ECLI:NL:CRVB:2014:3649
Centrale Raad van Beroep
- Hoger beroep
- H. van Leeuwen
- Rechtspraak.nl
Intrekking van WAO-uitkering en beoordeling van medische beperkingen
In deze zaak gaat het om de intrekking van de WAO-uitkering van appellant door het Uitvoeringsinstituut werknemersverzekeringen (Uwv) per 27 augustus 2012. Appellant heeft tegen deze intrekking bezwaar gemaakt, maar het Uwv heeft dit bezwaar ongegrond verklaard. De rechtbank Zeeland-West-Brabant heeft het beroep van appellant tegen deze beslissing eveneens ongegrond verklaard. Appellant is in hoger beroep gegaan, waarbij hij betoogde dat de rechtbank ten onrechte geen onafhankelijke deskundige heeft benoemd en dat de beoordeling van zijn psychische klachten door het Uwv niet juist was.
De Centrale Raad van Beroep heeft de zaak op 20 oktober 2014 behandeld. Tijdens de zitting is appellant bijgestaan door zijn advocaat, mr. M.J.M. Strijbosch, terwijl het Uwv werd vertegenwoordigd door mr. W.P.F. Oosterbos. De Raad heeft de argumenten van appellant overwogen, waaronder de discrepantie tussen de rapporten van de psychiater H. Kondakçi en de behandelend psychiater R.W. Jessurun.

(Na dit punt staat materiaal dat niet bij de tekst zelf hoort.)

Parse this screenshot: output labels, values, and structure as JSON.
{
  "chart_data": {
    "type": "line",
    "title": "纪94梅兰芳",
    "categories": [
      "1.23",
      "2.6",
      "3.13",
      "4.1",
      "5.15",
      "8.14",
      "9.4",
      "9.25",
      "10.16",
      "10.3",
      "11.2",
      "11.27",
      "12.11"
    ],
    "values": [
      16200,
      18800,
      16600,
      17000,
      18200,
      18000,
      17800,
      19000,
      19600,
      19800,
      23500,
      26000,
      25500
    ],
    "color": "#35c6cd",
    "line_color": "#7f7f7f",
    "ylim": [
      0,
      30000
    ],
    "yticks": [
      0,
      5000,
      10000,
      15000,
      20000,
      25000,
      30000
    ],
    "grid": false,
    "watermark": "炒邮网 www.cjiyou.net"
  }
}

De Raad concludeert dat de rechtbank terecht heeft geoordeeld dat appellant op de datum in geding geen beperkingen ondervond voor het verrichten van arbeid. De Raad onderschrijft de zorgvuldigheid van het medisch onderzoek door de verzekeringsartsen en oordeelt dat de rapporten van psychiater Kondakçi zwaarder wegen dan die van psychiater Jessurun. De Raad bevestigt de aangevallen uitspraak en wijst het hoger beroep van appellant af. Er is geen aanleiding voor een proceskostenveroordeling.